Improved pharmacokinetics of tenofovir ester prodrugs strengthened the inhibition of HBV replication and the rebalance of hepatocellular metabolism in preclinical models

Front Pharmacol 2022 Aug 29;13:932934.PMID:36105197DOI:10.3389/fphar.2022.932934.

Tenofovir (TFV) ester prodrugs, a class of nucleotide analogs (NAs), are the first-line clinical anti-hepatitis B virus (HBV) drugs with potent antiviral efficacy, low resistance rate and high safety. In this work, three marketed TFV ester drugs, tenofovir disoproxil fumarate (TDF), tenofovir alafenamide fumarate (TAF) and Tenofovir amibufenamide fumarate (TMF), were used as probes to investigate the relationships among prodrug structures, pharmacokinetic characteristics, metabolic activations, pharmacological responses and to reveal the key factors of TFV ester prodrug design. The results indicated that TMF and TAF exhibited significantly stronger inhibition of HBV DNA replication than did TDF in HBV-positive HepG2.2.15 cells. The anti-HBV activity of TMF was slightly stronger than TAF after 9 days of treatment (EC50 7.29 ± 0.71 nM vs. 12.17 ± 0.56 nM). Similar results were observed in the HBV decline period post drug administration to the HBV transgenic mouse model, although these three TFV prodrugs finally achieved the same anti-HBV effect after 42 days treatments. Furthermore, TFV ester prodrugs showed a correcting effect on disordered host hepatic biochemical metabolism, including TCA cycle, glycolysis, pentose phosphate pathway, purine/pyrimidine metabolism, amino acid metabolism, ketone body metabolism and phospholipid metabolism. The callback effects of the three TFV ester prodrugs were ranked as TMF > TAF > TDF. These advantages of TMF were believed to be attributed to its greater bioavailability in preclinical animals (SD rats, C57BL/6 mice and beagle dogs) and better target loading, especially in terms of the higher hepatic level of the pharmacologically active metabolite TFV-DP, which was tightly related to anti-HBV efficacy. Further analysis indicated that stability in intestinal fluid determined the actual amount of TFV prodrug at the absorption site, and hepatic/intestinal stability determined the maintenance amount of prodrug in circulation, both of which influenced the oral bioavailability of TFV prodrugs.
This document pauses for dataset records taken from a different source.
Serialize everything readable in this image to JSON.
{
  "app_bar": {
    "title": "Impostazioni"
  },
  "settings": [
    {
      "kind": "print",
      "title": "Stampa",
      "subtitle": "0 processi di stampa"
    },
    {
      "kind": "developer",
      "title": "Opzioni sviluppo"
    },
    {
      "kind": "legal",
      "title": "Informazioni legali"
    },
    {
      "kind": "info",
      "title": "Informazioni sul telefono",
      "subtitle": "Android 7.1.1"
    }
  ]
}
In conclusion, our research revealed that improved pharmacokinetics of TFV ester prodrugs (especially intestinal stability) strengthened the inhibition of HBV replication and the rebalance of hepatocellular metabolism, which provides new insights and a basis for the design, modification and evaluation of new TFV prodrugs in the future.